先日下準備を行っておいたF430純正リモコンキー本体とカバーパネルです。その後60℃40分程の熱を掛けて塗膜を硬化させ、ガイドコートとしてベースコートの黒をパラパラと塗っておきました。

#800でライン出しを行って#1500でペーパー目を均し、布状研磨副資材(アシレックスレモン)で細部の研磨~足付け処理を行います。

よく洗浄したら芯棒にセットします。

余程大きい物や重たい物でない限りは被塗物は左手で持ち、右手でスプレーする方式にしています。その方が塗りながら肌が見やすいですし、被塗面に対してのスプレー角度(基本は直角)も調整し易い為ですね。

フチまでしっかり塗れるよう、裏側に回り込んでスプレー出来るように固定しています。

プラスチック素地が露出していた箇所があったので部分的にプラスチックプライマーを塗り、続けてベースコート=フェラーリロッソコルサ(カラーコード:300)を塗ります。

肌が荒れないようウェットで4コート程塗って完全隠蔽させます。

フチまでしっかり色を入れてよく乾かしたら、

最後にクリアーを塗って本塗り完了です。

クリアーは高品位なタイプのクリスタルクリアーの仕様となります。

鍵本体は「つや消し黒 」となりますので、こちらは別工程で塗装を行います。

エンブレムが嵌る内側部分はクリアーの厚みが着かないよう、1コート目は外から内に向けてスプレーしています。

 この後は一晩自然乾燥させ、後日60℃40分程の熱を掛けて塗膜を硬化させます。

鍵本体の方も作業が進行しましたらまた紹介させて頂きます。どうぞもう少々お待ちくださいませ!

マセラティリモコンキー塗装承ってます

先日到着しておりましたマセラティの純正リモコンキーです。
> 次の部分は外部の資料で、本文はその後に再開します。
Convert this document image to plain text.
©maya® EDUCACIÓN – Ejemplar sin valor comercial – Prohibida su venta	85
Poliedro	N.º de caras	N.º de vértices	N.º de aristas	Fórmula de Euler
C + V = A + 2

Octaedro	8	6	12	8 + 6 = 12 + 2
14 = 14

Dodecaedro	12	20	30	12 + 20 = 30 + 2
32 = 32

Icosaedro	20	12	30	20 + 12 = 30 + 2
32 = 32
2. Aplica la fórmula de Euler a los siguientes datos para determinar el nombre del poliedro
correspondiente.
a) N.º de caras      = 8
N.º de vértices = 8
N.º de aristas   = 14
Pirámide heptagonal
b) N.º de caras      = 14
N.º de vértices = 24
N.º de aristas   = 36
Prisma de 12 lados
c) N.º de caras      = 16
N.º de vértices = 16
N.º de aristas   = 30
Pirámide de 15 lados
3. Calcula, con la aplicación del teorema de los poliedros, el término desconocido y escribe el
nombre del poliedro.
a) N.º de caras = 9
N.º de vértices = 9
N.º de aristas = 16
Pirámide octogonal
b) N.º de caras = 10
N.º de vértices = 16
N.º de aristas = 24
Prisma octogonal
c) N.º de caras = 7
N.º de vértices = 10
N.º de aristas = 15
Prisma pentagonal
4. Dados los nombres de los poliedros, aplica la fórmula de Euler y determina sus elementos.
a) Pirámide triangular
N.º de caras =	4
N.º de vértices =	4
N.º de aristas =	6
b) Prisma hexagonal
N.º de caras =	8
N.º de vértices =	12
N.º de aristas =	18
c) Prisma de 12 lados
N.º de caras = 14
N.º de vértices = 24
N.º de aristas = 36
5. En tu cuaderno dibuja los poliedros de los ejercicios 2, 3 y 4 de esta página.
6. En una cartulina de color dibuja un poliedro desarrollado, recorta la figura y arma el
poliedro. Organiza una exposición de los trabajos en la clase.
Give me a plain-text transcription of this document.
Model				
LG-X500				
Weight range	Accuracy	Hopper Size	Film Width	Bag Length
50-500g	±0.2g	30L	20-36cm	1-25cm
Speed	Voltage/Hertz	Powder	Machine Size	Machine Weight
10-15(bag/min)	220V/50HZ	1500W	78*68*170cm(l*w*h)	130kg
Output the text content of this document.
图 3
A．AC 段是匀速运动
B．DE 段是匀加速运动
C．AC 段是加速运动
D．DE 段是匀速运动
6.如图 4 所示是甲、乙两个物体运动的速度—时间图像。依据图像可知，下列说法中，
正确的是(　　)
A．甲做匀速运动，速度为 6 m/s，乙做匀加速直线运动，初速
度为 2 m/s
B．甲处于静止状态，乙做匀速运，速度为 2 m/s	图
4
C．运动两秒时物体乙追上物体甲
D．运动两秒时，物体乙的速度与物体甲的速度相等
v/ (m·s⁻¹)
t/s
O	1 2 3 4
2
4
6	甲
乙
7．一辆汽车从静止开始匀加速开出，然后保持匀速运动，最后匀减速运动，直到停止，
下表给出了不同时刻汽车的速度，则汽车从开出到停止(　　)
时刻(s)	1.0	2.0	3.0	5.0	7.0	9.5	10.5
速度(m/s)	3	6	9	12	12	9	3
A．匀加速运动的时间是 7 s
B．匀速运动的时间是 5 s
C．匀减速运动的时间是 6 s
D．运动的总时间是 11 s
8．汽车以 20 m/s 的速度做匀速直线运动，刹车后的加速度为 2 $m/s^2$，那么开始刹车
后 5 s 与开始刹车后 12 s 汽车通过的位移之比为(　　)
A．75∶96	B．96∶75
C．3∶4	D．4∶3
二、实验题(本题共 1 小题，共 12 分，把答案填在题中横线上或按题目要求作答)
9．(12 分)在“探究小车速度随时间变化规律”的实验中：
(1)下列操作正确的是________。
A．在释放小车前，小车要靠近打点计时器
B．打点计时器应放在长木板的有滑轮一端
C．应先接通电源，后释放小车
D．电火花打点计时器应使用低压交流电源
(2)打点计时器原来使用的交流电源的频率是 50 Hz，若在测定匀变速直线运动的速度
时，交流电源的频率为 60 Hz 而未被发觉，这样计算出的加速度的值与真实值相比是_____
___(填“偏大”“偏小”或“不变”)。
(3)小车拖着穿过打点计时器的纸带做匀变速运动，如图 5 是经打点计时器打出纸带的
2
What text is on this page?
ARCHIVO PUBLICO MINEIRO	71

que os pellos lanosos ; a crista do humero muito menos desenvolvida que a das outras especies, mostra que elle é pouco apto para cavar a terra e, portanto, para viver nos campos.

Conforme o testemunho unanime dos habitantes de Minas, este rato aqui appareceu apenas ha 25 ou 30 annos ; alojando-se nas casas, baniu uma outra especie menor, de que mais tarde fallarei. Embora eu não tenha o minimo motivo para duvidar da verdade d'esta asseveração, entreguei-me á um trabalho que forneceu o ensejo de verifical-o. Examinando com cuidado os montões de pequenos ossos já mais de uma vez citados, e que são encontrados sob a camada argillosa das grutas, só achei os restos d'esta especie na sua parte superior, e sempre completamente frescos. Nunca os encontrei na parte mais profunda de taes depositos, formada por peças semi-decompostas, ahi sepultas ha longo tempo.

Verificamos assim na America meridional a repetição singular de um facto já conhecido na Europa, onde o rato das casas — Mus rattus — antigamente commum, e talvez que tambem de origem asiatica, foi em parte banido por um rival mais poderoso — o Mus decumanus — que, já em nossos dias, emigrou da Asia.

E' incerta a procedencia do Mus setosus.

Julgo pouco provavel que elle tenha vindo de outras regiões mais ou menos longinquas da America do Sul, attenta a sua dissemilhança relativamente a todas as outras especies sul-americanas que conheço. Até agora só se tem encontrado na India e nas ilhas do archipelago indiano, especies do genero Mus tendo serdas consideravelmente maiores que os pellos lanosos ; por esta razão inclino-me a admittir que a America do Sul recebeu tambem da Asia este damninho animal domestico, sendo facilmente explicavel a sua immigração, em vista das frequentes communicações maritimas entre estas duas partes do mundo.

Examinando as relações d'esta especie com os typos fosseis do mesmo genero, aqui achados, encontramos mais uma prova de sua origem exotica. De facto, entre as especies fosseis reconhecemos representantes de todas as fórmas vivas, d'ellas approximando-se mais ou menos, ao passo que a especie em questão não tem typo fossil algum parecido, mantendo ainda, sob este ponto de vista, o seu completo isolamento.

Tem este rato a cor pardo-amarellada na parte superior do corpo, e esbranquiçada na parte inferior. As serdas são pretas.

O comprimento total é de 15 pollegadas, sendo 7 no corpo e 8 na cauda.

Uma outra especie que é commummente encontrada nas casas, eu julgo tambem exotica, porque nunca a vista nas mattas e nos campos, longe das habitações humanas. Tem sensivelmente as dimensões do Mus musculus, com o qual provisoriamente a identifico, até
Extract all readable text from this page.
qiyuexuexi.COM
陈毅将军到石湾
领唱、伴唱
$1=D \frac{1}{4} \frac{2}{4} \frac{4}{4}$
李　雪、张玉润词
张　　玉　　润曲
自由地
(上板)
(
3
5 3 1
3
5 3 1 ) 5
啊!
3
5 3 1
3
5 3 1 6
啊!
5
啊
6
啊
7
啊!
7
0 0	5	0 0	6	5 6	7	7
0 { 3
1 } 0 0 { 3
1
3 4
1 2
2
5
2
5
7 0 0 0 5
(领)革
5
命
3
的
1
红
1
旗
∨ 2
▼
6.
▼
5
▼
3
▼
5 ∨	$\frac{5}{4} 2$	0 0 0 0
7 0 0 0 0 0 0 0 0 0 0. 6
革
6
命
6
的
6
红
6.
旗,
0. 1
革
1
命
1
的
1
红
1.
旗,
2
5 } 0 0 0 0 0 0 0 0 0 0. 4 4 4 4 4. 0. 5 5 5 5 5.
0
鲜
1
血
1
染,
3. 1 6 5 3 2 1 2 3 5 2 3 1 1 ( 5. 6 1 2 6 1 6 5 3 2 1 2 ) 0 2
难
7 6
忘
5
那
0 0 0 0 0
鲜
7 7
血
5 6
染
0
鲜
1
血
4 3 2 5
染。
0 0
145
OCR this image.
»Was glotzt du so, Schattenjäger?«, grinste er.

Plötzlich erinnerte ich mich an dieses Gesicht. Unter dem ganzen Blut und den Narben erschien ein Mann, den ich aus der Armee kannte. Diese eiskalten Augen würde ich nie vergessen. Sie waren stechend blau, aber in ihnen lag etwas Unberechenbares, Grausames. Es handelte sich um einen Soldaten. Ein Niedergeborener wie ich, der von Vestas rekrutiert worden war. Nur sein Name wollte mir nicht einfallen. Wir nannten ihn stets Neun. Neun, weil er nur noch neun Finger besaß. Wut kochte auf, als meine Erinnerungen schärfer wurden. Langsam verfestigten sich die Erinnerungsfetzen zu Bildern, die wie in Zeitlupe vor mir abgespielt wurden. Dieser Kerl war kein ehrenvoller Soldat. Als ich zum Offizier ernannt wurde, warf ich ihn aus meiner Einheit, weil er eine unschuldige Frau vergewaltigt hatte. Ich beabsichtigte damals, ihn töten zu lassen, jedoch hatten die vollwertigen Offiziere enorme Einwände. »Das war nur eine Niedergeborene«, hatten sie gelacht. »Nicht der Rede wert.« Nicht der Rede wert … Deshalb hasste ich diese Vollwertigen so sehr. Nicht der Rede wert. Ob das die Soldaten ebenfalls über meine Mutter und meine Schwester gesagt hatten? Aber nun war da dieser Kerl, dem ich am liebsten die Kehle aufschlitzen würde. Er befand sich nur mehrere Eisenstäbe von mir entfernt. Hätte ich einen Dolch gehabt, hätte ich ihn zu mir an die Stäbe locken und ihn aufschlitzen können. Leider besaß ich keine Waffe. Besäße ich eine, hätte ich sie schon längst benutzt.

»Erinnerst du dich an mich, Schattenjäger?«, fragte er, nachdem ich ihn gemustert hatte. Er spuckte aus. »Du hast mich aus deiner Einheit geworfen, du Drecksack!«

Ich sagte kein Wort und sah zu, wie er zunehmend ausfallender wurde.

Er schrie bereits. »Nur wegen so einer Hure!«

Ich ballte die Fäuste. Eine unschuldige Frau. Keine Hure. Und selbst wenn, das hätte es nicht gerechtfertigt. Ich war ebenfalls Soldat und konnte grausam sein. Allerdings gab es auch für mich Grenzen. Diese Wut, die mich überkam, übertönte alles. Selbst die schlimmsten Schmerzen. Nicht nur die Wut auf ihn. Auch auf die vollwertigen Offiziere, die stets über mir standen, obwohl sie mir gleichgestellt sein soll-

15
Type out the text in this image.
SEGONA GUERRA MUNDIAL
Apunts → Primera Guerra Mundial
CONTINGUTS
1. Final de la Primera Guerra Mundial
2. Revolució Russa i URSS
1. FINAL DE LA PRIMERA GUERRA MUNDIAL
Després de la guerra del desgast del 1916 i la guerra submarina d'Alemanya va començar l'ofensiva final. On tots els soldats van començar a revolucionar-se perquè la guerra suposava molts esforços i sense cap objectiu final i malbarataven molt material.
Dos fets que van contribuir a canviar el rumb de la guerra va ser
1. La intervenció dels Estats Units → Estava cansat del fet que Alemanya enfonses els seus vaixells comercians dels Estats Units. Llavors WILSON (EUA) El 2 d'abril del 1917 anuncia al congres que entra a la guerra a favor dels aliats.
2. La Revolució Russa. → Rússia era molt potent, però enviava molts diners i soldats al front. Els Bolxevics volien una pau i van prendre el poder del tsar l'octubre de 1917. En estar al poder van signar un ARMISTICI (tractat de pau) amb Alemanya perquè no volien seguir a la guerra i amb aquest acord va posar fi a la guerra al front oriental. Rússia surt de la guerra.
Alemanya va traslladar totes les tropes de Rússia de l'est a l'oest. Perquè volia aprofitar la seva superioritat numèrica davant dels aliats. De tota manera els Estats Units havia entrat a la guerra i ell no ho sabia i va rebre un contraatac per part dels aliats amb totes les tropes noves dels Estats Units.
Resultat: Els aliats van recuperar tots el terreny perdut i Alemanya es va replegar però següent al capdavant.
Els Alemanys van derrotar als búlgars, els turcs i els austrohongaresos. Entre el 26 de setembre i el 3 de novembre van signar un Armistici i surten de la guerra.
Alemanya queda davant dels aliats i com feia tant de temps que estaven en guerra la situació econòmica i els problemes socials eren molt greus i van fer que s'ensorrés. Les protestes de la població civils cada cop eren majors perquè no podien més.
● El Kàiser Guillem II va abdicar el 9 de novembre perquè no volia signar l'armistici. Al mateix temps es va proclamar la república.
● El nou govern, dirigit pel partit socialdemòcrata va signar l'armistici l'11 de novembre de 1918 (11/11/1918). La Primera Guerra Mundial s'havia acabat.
こちらのオーナー様は以前にも同型のリモコンキーの塗装をご依頼頂いておりまして、今回はその時とは違う色でご依頼頂きました。この度もご贔屓頂き有難うございます!

作業内容はいつもの通りで、このままだと成型時の歪が酷いですから、「研磨→プライマー塗布→サーフェサー塗布→完全硬化→研磨」といった下地処理を行ってからの上塗りとします。

色はマセラティ純正色の「GRIGIO ALFIERI」(カラーコード:226687)に、クリアーは高品位なタイプのクリスタルクリアーの仕様で承っています。

以前施工した時の画像を紹介しますね。

この時はメルセデスベンツ純正色の「LASURITE BLUE」(カラーコード:349)で塗装しました。

それでは作業が進行しましたらまた紹介をさせて頂きます。改めましてこの度のご依頼、誠に有難う御座います!